The paper revisits the α‑Ham‑Sandwich theorem, which generalizes the classic Ham‑Sandwich theorem by allowing each of d point sets (or mass distributions) in ℝⁿ to be cut at a prescribed fraction αᵢ rather than exactly in half. The authors present two completely new proofs and, in the process, uncover deep connections to combinatorial geometry and computational complexity.

First proof – Grid Unique‑Sink Orientations (USO).
Given well‑separated point families P₁,…,P_d in weak general position, they construct a d‑dimensional grid Γ_P whose dimensions are the cardinalities |P_i|. Vertices correspond to tuples (a₁,…,a_d) selecting one point from each set. For each edge that changes only the i‑th coordinate, they compare the two candidate points p_{i,a_i} and p_{i,a’_i} via the “colorful hyperplane” spanned by the other selected points. The direction of the edge is set according to which of the two points lies above the other hyperplane. This yields an orientation σ_P of the grid.

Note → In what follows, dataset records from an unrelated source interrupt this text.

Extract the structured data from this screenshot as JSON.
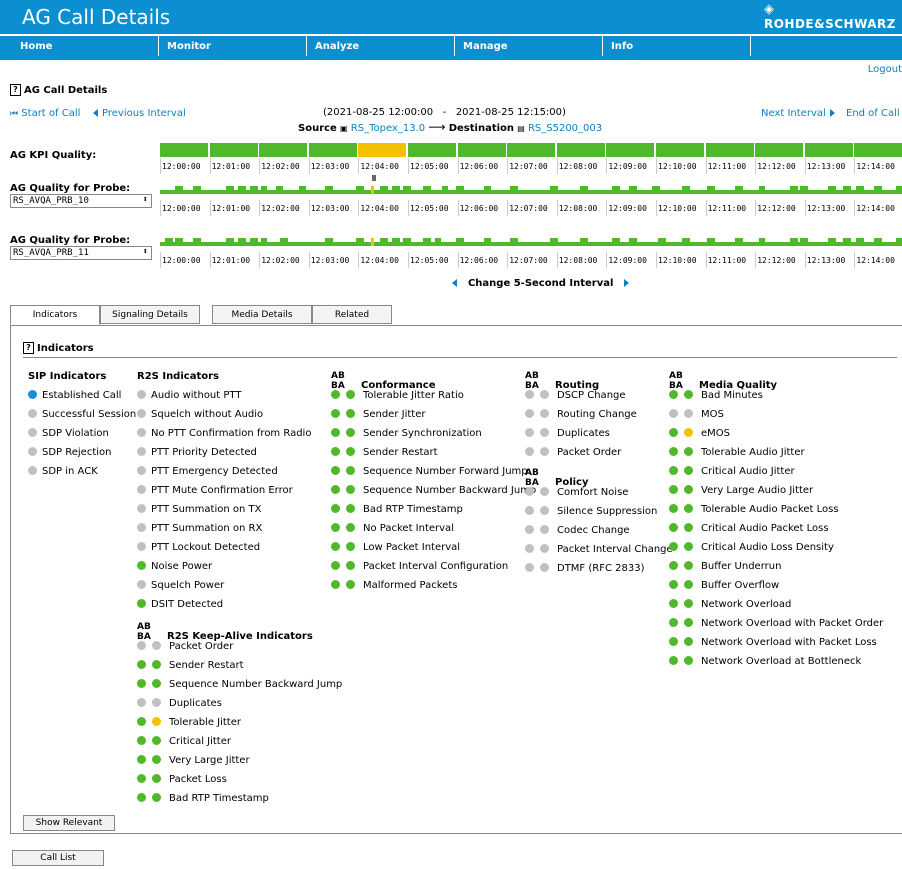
{
  "app": {
    "title": "AG Call Details",
    "brand": "ROHDE&SCHWARZ"
  },
  "menu": [
    "Home",
    "Monitor",
    "Analyze",
    "Manage",
    "Info"
  ],
  "logout": "Logout",
  "section_title": "AG Call Details",
  "nav": {
    "start": "Start of Call",
    "prev": "Previous Interval",
    "next": "Next Interval",
    "end": "End of Call"
  },
  "interval": {
    "from": "(2021-08-25 12:00:00",
    "sep": "-",
    "to": "2021-08-25 12:15:00)"
  },
  "source": {
    "label": "Source",
    "name": "RS_Topex_13.0"
  },
  "destination": {
    "label": "Destination",
    "name": "RS_S5200_003"
  },
  "kpi": {
    "label": "AG KPI Quality:",
    "segments": [
      "good",
      "good",
      "good",
      "good",
      "warn",
      "good",
      "good",
      "good",
      "good",
      "good",
      "good",
      "good",
      "good",
      "good",
      "good"
    ]
  },
  "ticks": [
    "12:00:00",
    "12:01:00",
    "12:02:00",
    "12:03:00",
    "12:04:00",
    "12:05:00",
    "12:06:00",
    "12:07:00",
    "12:08:00",
    "12:09:00",
    "12:10:00",
    "12:11:00",
    "12:12:00",
    "12:13:00",
    "12:14:00"
  ],
  "probe1": {
    "label": "AG Quality for Probe:",
    "value": "RS_AVQA_PRB_10"
  },
  "probe2": {
    "label": "AG Quality for Probe:",
    "value": "RS_AVQA_PRB_11"
  },
  "change_interval": "Change 5-Second Interval",
  "tabs": [
    "Indicators",
    "Signaling Details",
    "Media Details",
    "Related"
  ],
  "indicators_title": "Indicators",
  "ab_ba": "AB BA",
  "colors": {
    "blue": "#1a8ed4",
    "gray": "#c0c0c0",
    "green": "#4fb82b",
    "yellow": "#f5c000"
  },
  "sip": {
    "title": "SIP Indicators",
    "items": [
      {
        "label": "Established Call",
        "c": "blue"
      },
      {
        "label": "Successful Session",
        "c": "gray"
      },
      {
        "label": "SDP Violation",
        "c": "gray"
      },
      {
        "label": "SDP Rejection",
        "c": "gray"
      },
      {
        "label": "SDP in ACK",
        "c": "gray"
      }
    ]
  },
  "r2s": {
    "title": "R2S Indicators",
    "items": [
      {
        "label": "Audio without PTT",
        "c": "gray"
      },
      {
        "label": "Squelch without Audio",
        "c": "gray"
      },
      {
        "label": "No PTT Confirmation from Radio",
        "c": "gray"
      },
      {
        "label": "PTT Priority Detected",
        "c": "gray"
      },
      {
        "label": "PTT Emergency Detected",
        "c": "gray"
      },
      {
        "label": "PTT Mute Confirmation Error",
        "c": "gray"
      },
      {
        "label": "PTT Summation on TX",
        "c": "gray"
      },
      {
        "label": "PTT Summation on RX",
        "c": "gray"
      },
      {
        "label": "PTT Lockout Detected",
        "c": "gray"
      },
      {
        "label": "Noise Power",
        "c": "green"
      },
      {
        "label": "Squelch Power",
        "c": "gray"
      },
      {
        "label": "DSIT Detected",
        "c": "green"
      }
    ]
  },
  "keepalive": {
    "title": "R2S Keep-Alive Indicators",
    "items": [
      {
        "label": "Packet Order",
        "a": "gray",
        "b": "gray"
      },
      {
        "label": "Sender Restart",
        "a": "green",
        "b": "green"
      },
      {
        "label": "Sequence Number Backward Jump",
        "a": "green",
        "b": "green"
      },
      {
        "label": "Duplicates",
        "a": "gray",
        "b": "gray"
      },
      {
        "label": "Tolerable Jitter",
        "a": "green",
        "b": "yellow"
      },
      {
        "label": "Critical Jitter",
        "a": "green",
        "b": "green"
      },
      {
        "label": "Very Large Jitter",
        "a": "green",
        "b": "green"
      },
      {
        "label": "Packet Loss",
        "a": "green",
        "b": "green"
      },
      {
        "label": "Bad RTP Timestamp",
        "a": "green",
        "b": "green"
      }
    ]
  },
  "conformance": {
    "title": "Conformance",
    "items": [
      {
        "label": "Tolerable Jitter Ratio",
        "a": "green",
        "b": "green"
      },
      {
        "label": "Sender Jitter",
        "a": "green",
        "b": "green"
      },
      {
        "label": "Sender Synchronization",
        "a": "green",
        "b": "green"
      },
      {
        "label": "Sender Restart",
        "a": "green",
        "b": "green"
      },
      {
        "label": "Sequence Number Forward Jump",
        "a": "green",
        "b": "green"
      },
      {
        "label": "Sequence Number Backward Jump",
        "a": "green",
        "b": "green"
      },
      {
        "label": "Bad RTP Timestamp",
        "a": "green",
        "b": "green"
      },
      {
        "label": "No Packet Interval",
        "a": "green",
        "b": "green"
      },
      {
        "label": "Low Packet Interval",
        "a": "green",
        "b": "green"
      },
      {
        "label": "Packet Interval Configuration",
        "a": "green",
        "b": "green"
      },
      {
        "label": "Malformed Packets",
        "a": "green",
        "b": "green"
      }
    ]
  },
  "routing": {
    "title": "Routing",
    "items": [
      {
        "label": "DSCP Change",
        "a": "gray",
        "b": "gray"
      },
      {
        "label": "Routing Change",
        "a": "gray",
        "b": "gray"
      },
      {
        "label": "Duplicates",
        "a": "gray",
        "b": "gray"
      },
      {
        "label": "Packet Order",
        "a": "gray",
        "b": "gray"
      }
    ]
  },
  "policy": {
    "title": "Policy",
    "items": [
      {
        "label": "Comfort Noise",
        "a": "gray",
        "b": "gray"
      },
      {
        "label": "Silence Suppression",
        "a": "gray",
        "b": "gray"
      },
      {
        "label": "Codec Change",
        "a": "gray",
        "b": "gray"
      },
      {
        "label": "Packet Interval Change",
        "a": "gray",
        "b": "gray"
      },
      {
        "label": "DTMF (RFC 2833)",
        "a": "gray",
        "b": "gray"
      }
    ]
  },
  "media": {
    "title": "Media Quality",
    "items": [
      {
        "label": "Bad Minutes",
        "a": "green",
        "b": "green"
      },
      {
        "label": "MOS",
        "a": "gray",
        "b": "gray"
      },
      {
        "label": "eMOS",
        "a": "green",
        "b": "yellow"
      },
      {
        "label": "Tolerable Audio Jitter",
        "a": "green",
        "b": "green"
      },
      {
        "label": "Critical Audio Jitter",
        "a": "green",
        "b": "green"
      },
      {
        "label": "Very Large Audio Jitter",
        "a": "green",
        "b": "green"
      },
      {
        "label": "Tolerable Audio Packet Loss",
        "a": "green",
        "b": "green"
      },
      {
        "label": "Critical Audio Packet Loss",
        "a": "green",
        "b": "green"
      },
      {
        "label": "Critical Audio Loss Density",
        "a": "green",
        "b": "green"
      },
      {
        "label": "Buffer Underrun",
        "a": "green",
        "b": "green"
      },
      {
        "label": "Buffer Overflow",
        "a": "green",
        "b": "green"
      },
      {
        "label": "Network Overload",
        "a": "green",
        "b": "green"
      },
      {
        "label": "Network Overload with Packet Order",
        "a": "green",
        "b": "green"
      },
      {
        "label": "Network Overload with Packet Loss",
        "a": "green",
        "b": "green"
      },
      {
        "label": "Network Overload at Bottleneck",
        "a": "green",
        "b": "green"
      }
    ]
  },
  "buttons": {
    "show_relevant": "Show Relevant",
    "call_list": "Call List"
  }
}
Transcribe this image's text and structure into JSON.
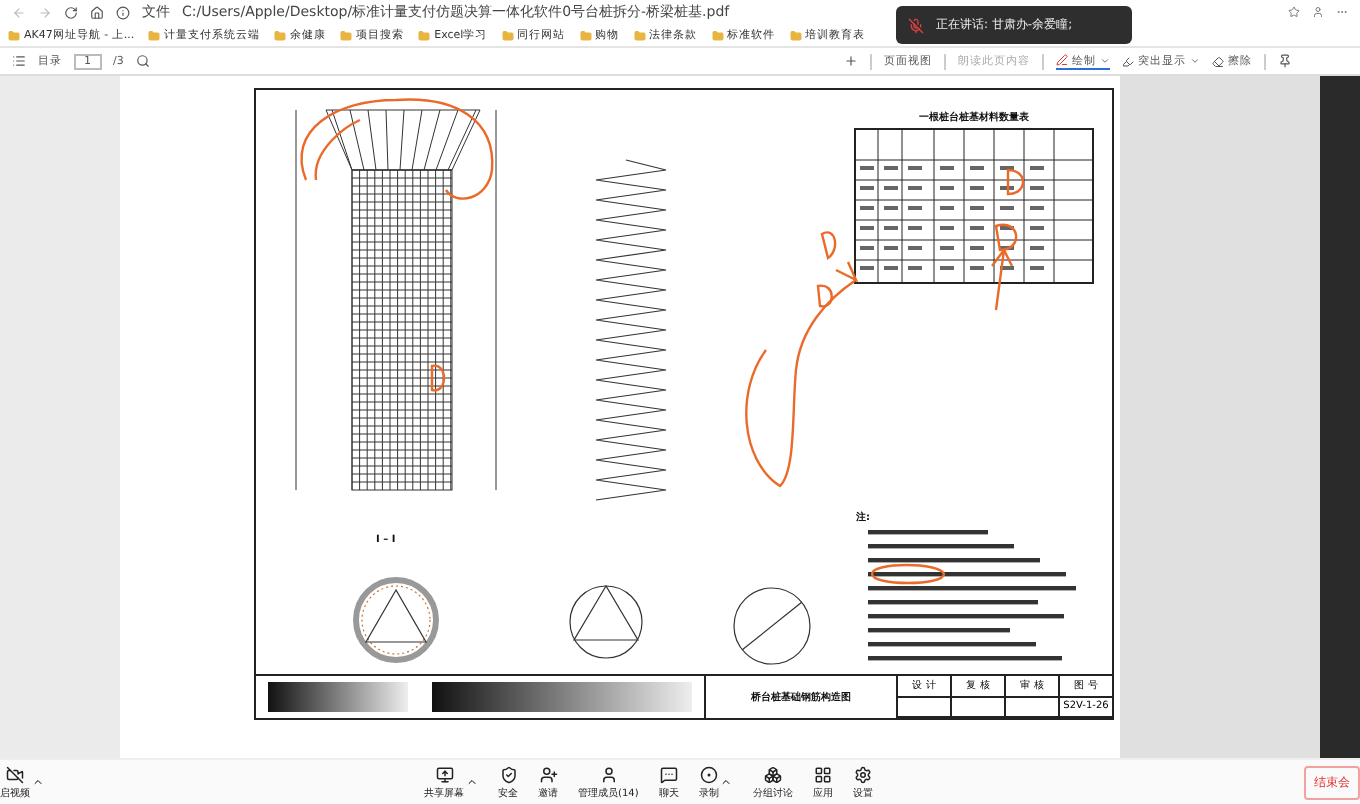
{
  "browser": {
    "address_label": "文件",
    "address": "C:/Users/Apple/Desktop/标准计量支付仿题决算一体化软件0号台桩拆分-桥梁桩基.pdf",
    "bookmarks": [
      "AK47网址导航 - 上...",
      "计量支付系统云端",
      "余健康",
      "项目搜索",
      "Excel学习",
      "同行网站",
      "购物",
      "法律条款",
      "标准软件",
      "培训教育表"
    ]
  },
  "pdf_toolbar": {
    "contents": "目录",
    "page": "1",
    "page_total": "/3",
    "page_view": "页面视图",
    "read_aloud": "朗读此页内容",
    "draw": "绘制",
    "highlight": "突出显示",
    "erase": "擦除"
  },
  "notification": {
    "text": "正在讲话: 甘肃办-余爱瞳;"
  },
  "drawing": {
    "section_label": "I – I",
    "table_title": "一根桩台桩基材料数量表",
    "notes_heading": "注:",
    "title_block": {
      "drawing_title": "桥台桩基础钢筋构造图",
      "labels": [
        "设 计",
        "复 核",
        "审 核",
        "图 号"
      ],
      "drawing_number": "S2V-1-26"
    }
  },
  "meeting_toolbar": {
    "start_item": {
      "label": "启视频",
      "caret": true
    },
    "items": [
      {
        "label": "共享屏幕",
        "caret": true
      },
      {
        "label": "安全",
        "caret": false
      },
      {
        "label": "邀请",
        "caret": false
      },
      {
        "label": "管理成员(14)",
        "caret": false
      },
      {
        "label": "聊天",
        "caret": false
      },
      {
        "label": "录制",
        "caret": true
      },
      {
        "label": "分组讨论",
        "caret": false
      },
      {
        "label": "应用",
        "caret": false
      },
      {
        "label": "设置",
        "caret": false
      }
    ],
    "end_button": "结束会"
  }
}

Using the continuous version of the α‑Ham‑Sandwich theorem for convex bodies (Bárány, Hubard, Jerónimo), they show that every induced subgrid possesses a sink, namely a (1,…,1)‑cut. Moreover, any sub‑cube (a subgrid where each dimension contains at most two vertices) contains all possible out‑maps, which guarantees that each sub‑cube is a USO. Lemma 5 then lifts this property to all subgrids, proving that σ_P is a grid USO.